Ya hace unos años, Tessa y Montse se quedaron viudas “un día cualquiera” y para intentar superar la situación se apuntaron a un grupo de luto. Allá se conocieron, y poco a poco surgiría una colaboración que acabó con un Instagram, el Club de las Vi(u)das, y más tarde con un libro que recogía historias personales, maneras de afrontar el luto, consejos, frases recurrentes que tendríamos que evitar, etc. Y ahora, refugiándose en la fórmula de la autoficción o teatro documental, la compañía La conquesta de Pol Sud (Nadia, Claudia, Guardianes del corazón de la tierra) ha reconvertido la historia en una obra de teatro. Una pieza delicada que mezcla filmaciones reales (una entrevista a las auténticas creadoras del Club), interpretación e incluso algunos apuntes de danza contemporánea.

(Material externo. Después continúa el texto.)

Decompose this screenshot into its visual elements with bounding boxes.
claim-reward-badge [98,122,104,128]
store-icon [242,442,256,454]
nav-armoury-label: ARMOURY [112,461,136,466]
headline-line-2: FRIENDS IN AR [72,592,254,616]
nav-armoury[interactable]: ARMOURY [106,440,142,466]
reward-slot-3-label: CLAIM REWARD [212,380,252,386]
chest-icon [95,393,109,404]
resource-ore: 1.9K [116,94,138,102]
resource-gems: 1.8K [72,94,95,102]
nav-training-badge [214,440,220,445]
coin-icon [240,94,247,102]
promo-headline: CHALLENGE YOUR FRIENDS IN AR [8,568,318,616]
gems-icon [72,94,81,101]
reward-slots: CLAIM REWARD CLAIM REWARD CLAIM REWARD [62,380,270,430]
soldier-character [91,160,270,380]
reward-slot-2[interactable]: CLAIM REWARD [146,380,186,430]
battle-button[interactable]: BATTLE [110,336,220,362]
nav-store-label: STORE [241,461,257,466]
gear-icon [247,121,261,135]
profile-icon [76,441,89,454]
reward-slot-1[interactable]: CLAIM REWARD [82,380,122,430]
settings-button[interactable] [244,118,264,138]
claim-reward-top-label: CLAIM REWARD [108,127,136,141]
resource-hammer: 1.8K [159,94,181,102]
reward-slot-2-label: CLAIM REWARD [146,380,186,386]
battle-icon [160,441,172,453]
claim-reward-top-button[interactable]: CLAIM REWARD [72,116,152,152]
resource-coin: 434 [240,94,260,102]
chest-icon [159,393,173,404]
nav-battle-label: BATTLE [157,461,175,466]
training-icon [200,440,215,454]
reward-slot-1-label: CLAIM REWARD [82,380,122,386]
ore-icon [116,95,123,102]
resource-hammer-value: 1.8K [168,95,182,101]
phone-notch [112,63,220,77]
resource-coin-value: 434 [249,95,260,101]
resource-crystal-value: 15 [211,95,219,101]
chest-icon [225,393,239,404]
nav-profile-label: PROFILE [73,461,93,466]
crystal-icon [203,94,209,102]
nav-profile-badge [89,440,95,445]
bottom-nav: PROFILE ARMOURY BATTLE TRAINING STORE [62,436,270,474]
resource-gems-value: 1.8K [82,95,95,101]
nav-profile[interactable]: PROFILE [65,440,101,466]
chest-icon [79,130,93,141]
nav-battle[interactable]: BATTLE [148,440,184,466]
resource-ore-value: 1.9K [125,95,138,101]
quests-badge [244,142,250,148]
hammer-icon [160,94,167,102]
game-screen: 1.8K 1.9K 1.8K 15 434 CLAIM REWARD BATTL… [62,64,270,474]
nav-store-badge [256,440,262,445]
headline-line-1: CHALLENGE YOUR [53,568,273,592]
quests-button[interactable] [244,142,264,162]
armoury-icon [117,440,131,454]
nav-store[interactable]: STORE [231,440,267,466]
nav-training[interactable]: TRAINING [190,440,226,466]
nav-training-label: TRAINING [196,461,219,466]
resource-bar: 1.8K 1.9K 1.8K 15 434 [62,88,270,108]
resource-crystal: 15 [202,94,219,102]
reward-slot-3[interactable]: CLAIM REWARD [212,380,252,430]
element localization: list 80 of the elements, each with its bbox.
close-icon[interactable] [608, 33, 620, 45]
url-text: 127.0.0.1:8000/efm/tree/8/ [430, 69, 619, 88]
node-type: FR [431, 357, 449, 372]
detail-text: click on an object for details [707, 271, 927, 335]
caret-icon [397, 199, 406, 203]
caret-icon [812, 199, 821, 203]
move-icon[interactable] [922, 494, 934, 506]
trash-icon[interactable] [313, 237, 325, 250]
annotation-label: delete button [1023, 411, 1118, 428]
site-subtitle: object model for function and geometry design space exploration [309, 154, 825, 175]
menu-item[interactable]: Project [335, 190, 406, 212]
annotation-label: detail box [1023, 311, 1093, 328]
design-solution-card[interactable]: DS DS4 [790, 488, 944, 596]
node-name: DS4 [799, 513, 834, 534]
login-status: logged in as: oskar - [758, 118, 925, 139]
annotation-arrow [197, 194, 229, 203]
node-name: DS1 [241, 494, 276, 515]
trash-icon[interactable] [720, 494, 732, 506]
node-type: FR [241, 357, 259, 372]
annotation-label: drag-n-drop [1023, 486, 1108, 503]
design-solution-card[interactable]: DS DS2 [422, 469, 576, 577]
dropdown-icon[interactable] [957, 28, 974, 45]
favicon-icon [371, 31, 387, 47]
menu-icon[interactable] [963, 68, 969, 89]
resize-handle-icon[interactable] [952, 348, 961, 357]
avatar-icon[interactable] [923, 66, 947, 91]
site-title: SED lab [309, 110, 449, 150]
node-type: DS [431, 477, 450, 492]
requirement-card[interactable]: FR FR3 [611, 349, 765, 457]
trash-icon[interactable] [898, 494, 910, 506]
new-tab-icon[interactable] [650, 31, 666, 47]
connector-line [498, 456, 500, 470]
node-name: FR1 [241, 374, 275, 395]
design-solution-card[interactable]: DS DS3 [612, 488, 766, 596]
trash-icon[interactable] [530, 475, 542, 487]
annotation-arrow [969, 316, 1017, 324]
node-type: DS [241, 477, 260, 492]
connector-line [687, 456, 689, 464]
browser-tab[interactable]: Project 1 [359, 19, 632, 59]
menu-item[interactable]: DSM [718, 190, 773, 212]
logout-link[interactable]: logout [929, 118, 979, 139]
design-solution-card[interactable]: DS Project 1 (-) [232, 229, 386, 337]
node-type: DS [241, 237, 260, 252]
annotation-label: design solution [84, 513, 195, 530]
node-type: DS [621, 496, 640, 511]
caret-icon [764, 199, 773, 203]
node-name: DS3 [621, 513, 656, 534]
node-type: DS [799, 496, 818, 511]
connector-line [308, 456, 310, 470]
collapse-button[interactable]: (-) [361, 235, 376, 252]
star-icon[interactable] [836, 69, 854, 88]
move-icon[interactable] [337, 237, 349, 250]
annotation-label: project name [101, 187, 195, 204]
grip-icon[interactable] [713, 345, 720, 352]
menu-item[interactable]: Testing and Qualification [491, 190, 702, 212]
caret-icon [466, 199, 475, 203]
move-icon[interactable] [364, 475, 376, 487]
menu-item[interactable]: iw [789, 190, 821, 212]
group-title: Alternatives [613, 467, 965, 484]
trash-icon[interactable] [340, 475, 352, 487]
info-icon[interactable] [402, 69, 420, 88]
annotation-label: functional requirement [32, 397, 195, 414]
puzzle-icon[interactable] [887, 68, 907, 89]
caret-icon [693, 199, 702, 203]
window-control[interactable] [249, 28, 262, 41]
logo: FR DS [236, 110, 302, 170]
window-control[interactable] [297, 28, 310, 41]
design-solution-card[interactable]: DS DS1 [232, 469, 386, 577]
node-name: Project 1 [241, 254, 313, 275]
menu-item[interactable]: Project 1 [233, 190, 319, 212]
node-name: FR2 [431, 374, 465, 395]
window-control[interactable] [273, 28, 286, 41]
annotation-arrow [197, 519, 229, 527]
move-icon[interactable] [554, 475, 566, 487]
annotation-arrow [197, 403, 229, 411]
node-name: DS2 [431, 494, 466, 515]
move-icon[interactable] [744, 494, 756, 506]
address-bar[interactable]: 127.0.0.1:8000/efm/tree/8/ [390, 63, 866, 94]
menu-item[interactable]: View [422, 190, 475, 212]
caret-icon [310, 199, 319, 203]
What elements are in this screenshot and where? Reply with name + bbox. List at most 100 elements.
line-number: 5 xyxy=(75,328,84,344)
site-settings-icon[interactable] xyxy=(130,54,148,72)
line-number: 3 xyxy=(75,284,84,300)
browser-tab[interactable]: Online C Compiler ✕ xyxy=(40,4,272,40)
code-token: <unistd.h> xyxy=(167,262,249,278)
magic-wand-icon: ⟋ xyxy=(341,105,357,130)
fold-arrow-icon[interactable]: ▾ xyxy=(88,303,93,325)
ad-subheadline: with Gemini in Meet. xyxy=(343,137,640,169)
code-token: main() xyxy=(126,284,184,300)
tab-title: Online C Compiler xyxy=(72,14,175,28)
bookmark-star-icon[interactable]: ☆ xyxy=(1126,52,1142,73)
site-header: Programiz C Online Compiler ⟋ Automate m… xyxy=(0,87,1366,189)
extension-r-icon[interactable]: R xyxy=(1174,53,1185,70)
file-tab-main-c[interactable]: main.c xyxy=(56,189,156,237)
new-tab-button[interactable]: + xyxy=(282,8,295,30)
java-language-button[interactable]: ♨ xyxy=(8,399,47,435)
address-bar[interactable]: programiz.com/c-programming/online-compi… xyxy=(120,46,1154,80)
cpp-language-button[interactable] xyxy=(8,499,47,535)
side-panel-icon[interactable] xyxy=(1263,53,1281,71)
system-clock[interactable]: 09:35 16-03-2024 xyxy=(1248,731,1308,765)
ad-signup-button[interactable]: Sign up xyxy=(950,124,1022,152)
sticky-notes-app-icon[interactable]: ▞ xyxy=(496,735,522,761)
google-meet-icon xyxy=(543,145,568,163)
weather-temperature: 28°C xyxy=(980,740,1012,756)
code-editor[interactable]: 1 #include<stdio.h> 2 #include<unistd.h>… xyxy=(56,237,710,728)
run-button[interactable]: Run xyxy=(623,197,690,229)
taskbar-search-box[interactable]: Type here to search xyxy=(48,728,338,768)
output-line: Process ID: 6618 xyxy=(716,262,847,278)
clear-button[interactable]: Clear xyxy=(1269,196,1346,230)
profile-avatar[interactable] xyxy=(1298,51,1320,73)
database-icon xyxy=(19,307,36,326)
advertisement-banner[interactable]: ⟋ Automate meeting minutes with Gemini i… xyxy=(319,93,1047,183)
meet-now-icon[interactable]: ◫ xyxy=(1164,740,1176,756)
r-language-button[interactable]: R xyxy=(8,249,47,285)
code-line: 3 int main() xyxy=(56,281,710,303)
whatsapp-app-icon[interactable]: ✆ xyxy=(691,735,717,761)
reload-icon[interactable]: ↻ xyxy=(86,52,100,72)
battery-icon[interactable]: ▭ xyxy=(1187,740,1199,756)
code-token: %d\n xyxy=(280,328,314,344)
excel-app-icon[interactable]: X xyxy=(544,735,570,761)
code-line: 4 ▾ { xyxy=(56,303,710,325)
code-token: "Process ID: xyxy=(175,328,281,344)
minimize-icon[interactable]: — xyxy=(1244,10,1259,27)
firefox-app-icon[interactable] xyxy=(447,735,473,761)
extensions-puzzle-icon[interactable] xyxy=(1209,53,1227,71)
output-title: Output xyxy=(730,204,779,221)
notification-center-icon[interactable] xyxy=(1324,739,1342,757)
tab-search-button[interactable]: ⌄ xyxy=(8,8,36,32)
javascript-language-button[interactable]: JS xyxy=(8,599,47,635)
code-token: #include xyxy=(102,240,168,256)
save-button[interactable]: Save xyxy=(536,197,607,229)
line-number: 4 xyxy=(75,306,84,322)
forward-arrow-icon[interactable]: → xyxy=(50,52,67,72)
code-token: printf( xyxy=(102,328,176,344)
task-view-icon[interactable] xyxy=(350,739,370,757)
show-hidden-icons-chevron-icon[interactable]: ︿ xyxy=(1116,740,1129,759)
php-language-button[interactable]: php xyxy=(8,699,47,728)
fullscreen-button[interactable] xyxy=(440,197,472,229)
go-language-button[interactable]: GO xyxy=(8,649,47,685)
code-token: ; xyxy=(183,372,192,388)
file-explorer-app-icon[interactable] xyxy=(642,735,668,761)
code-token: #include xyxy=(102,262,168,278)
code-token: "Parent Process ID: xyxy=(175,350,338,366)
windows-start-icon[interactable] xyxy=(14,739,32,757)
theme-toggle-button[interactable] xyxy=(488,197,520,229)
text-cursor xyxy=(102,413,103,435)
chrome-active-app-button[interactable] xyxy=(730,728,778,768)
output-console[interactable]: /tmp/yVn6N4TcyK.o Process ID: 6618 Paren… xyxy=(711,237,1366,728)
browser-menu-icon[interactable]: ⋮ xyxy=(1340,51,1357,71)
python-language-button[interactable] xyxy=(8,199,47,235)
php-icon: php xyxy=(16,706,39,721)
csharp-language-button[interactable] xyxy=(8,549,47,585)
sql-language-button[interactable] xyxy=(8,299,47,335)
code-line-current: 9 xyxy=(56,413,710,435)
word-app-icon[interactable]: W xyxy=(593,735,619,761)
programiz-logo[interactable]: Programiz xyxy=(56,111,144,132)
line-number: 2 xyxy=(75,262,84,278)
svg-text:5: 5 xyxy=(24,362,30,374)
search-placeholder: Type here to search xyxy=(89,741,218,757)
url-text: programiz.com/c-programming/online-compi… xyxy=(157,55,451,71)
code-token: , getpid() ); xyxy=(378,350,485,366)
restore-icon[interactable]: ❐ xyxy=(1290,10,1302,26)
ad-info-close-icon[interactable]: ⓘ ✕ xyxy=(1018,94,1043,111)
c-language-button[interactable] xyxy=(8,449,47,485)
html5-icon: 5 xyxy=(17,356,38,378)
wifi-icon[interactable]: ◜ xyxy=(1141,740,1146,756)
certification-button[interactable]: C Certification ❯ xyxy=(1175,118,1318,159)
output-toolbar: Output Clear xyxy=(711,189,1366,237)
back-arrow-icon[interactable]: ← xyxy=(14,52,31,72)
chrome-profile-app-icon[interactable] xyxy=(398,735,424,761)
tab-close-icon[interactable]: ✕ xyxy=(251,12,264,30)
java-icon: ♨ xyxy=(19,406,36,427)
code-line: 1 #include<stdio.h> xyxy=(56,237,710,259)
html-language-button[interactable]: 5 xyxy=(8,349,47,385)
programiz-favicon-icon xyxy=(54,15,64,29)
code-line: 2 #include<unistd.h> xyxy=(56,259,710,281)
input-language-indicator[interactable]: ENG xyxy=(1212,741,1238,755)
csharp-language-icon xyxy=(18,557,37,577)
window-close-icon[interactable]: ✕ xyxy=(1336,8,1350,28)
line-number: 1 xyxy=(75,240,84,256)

El comienzo es potente y contribuye a que entremos en la historia de una forma casi involuntaria. Enseguida estaremos pasando el luto con las protagonistas, puesto que quien más quien menos ha pasado algún duelo o ha visto como lo pasaba alguien de su entorno. Aunque nos cueste, y a pesar de que nuestra sociedad no nos prepare para afrontarlo, la relación con la muerte es inevitable y más estrecha de lo que imaginamos o queremos pensar. Después de esto, la obra da varios tumbos, pasando de puntillas por diferentes temas o bien profundizando en algún momento de las relaciones pasadas. No hay un orden evidente, y mucho menos una estructura teatral clara, y esto hace que el espectador a veces se despiste o bien piense que ha llegado ya al final… Pero no. Tendremos que esperar algunos falsos desenlaces hasta llegar a una escena musical catártica que nos acompañará, ahora sí, hasta el punto y final de la pieza.
A pesar de que Els objectes flotants tiene cierto regusto de libro de autoayuda, podemos asegurar que convence al público y que consigue un relato emotivo y sentido. Ya sea por una puesta en escena elegante y sobria, o ya sea por las interpretaciones de Anna Sahun y Elena Gadel, la propuesta no decepcionará nada a quien busque respuestas o a quien se quiera dejar vencer por la verdad del teatro testimonial.